Other Diseases Related to FGF23

McCune-Albright syndrome (MAS, MIM 174800) is caused by the somatic gain-of-function mutation of the GNAS gene encoding a signal transducer, Gsα and is characterized by skin café -au-lait spots, polyostotic fibrous dysplasia and endocrine abnormalities. Endocrine abnormalities include precocious puberty, hypersecretion of adrenal hormones (ex. Cushing syndrome) and pituitary hormones (ex. pituitary gigantism).

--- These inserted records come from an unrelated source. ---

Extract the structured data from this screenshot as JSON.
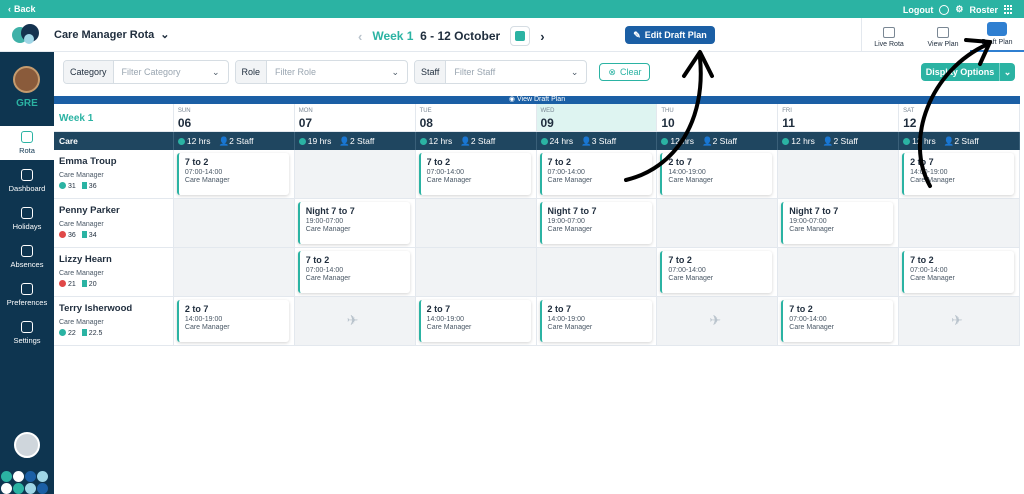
{
  "topbar": {
    "back_label": "Back",
    "logout_label": "Logout",
    "roster_label": "Roster"
  },
  "header": {
    "title": "Care Manager Rota",
    "week_label": "Week 1",
    "date_range": "6 - 12 October",
    "edit_button": "Edit Draft Plan",
    "view_tabs": [
      {
        "label": "Live Rota",
        "icon": "clipboard-icon",
        "active": false
      },
      {
        "label": "View Plan",
        "icon": "calendar-icon",
        "active": false
      },
      {
        "label": "Draft Plan",
        "icon": "pencil-icon",
        "active": true
      }
    ]
  },
  "sidebar": {
    "org": "GRE",
    "items": [
      {
        "label": "Rota",
        "icon": "calendar-icon",
        "active": true
      },
      {
        "label": "Dashboard",
        "icon": "dashboard-icon",
        "active": false
      },
      {
        "label": "Holidays",
        "icon": "holiday-icon",
        "active": false
      },
      {
        "label": "Absences",
        "icon": "absences-icon",
        "active": false
      },
      {
        "label": "Preferences",
        "icon": "preferences-icon",
        "active": false
      },
      {
        "label": "Settings",
        "icon": "gear-icon",
        "active": false
      }
    ]
  },
  "filters": {
    "category": {
      "label": "Category",
      "placeholder": "Filter Category"
    },
    "role": {
      "label": "Role",
      "placeholder": "Filter Role"
    },
    "staff": {
      "label": "Staff",
      "placeholder": "Filter Staff"
    },
    "clear_label": "Clear",
    "display_options_label": "Display Options"
  },
  "grid": {
    "banner": "View Draft Plan",
    "week_label": "Week 1",
    "section_label": "Care",
    "days": [
      {
        "name": "SUN",
        "num": "06",
        "hrs": "12 hrs",
        "staff": "2 Staff",
        "today": false
      },
      {
        "name": "MON",
        "num": "07",
        "hrs": "19 hrs",
        "staff": "2 Staff",
        "today": false
      },
      {
        "name": "TUE",
        "num": "08",
        "hrs": "12 hrs",
        "staff": "2 Staff",
        "today": false
      },
      {
        "name": "WED",
        "num": "09",
        "hrs": "24 hrs",
        "staff": "3 Staff",
        "today": true
      },
      {
        "name": "THU",
        "num": "10",
        "hrs": "12 hrs",
        "staff": "2 Staff",
        "today": false
      },
      {
        "name": "FRI",
        "num": "11",
        "hrs": "12 hrs",
        "staff": "2 Staff",
        "today": false
      },
      {
        "name": "SAT",
        "num": "12",
        "hrs": "12 hrs",
        "staff": "2 Staff",
        "today": false
      }
    ],
    "staff": [
      {
        "name": "Emma Troup",
        "role": "Care Manager",
        "stat1": "31",
        "stat2": "36",
        "stat1_color": "#2bb3a3",
        "shifts": [
          {
            "name": "7 to 2",
            "time": "07:00-14:00",
            "role": "Care Manager"
          },
          null,
          {
            "name": "7 to 2",
            "time": "07:00-14:00",
            "role": "Care Manager"
          },
          {
            "name": "7 to 2",
            "time": "07:00-14:00",
            "role": "Care Manager"
          },
          {
            "name": "2 to 7",
            "time": "14:00-19:00",
            "role": "Care Manager"
          },
          null,
          {
            "name": "2 to 7",
            "time": "14:00-19:00",
            "role": "Care Manager"
          }
        ]
      },
      {
        "name": "Penny Parker",
        "role": "Care Manager",
        "stat1": "36",
        "stat2": "34",
        "stat1_color": "#e04848",
        "shifts": [
          null,
          {
            "name": "Night 7 to 7",
            "time": "19:00-07:00",
            "role": "Care Manager"
          },
          null,
          {
            "name": "Night 7 to 7",
            "time": "19:00-07:00",
            "role": "Care Manager"
          },
          null,
          {
            "name": "Night 7 to 7",
            "time": "19:00-07:00",
            "role": "Care Manager"
          },
          null
        ]
      },
      {
        "name": "Lizzy Hearn",
        "role": "Care Manager",
        "stat1": "21",
        "stat2": "20",
        "stat1_color": "#e04848",
        "shifts": [
          null,
          {
            "name": "7 to 2",
            "time": "07:00-14:00",
            "role": "Care Manager"
          },
          null,
          null,
          {
            "name": "7 to 2",
            "time": "07:00-14:00",
            "role": "Care Manager"
          },
          null,
          {
            "name": "7 to 2",
            "time": "07:00-14:00",
            "role": "Care Manager"
          }
        ]
      },
      {
        "name": "Terry Isherwood",
        "role": "Care Manager",
        "stat1": "22",
        "stat2": "22.5",
        "stat1_color": "#2bb3a3",
        "shifts": [
          {
            "name": "2 to 7",
            "time": "14:00-19:00",
            "role": "Care Manager"
          },
          "holiday",
          {
            "name": "2 to 7",
            "time": "14:00-19:00",
            "role": "Care Manager"
          },
          {
            "name": "2 to 7",
            "time": "14:00-19:00",
            "role": "Care Manager"
          },
          "holiday",
          {
            "name": "7 to 2",
            "time": "07:00-14:00",
            "role": "Care Manager"
          },
          "holiday"
        ]
      }
    ]
  },
  "colors": {
    "accent": "#2bb3a3",
    "navy": "#0e3550",
    "primary_button": "#1b5fa5",
    "today_bg": "#def4f1"
  }
}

Hypophosphatemia is sometimes observed in patients with McCune-Albright syndrome. We, as well as others, have reported elevated levels of FGF23 in patients with MAS and hypophosphatemia (41, 44). Cells of osteogenic lineage comprising osteoblasts, abnormal osteoblasts and osteocytes in dysplastic bone predominantly express FGF23 mRNA in patients with MAS and hypophosphatemia. On the other hand, serum levels of FGF23 are not significantly elevated in patients with MAS without hypophosphatemia.

Congenital microvillous atrophy is associated with chronic diarrhea and its rare complication is hypophosphatemic rickets due to the massive loss of phosphate in urine and watery stools (45). This disease is extremely rare, and the role of FGF23 in this disease remains to be elucidated.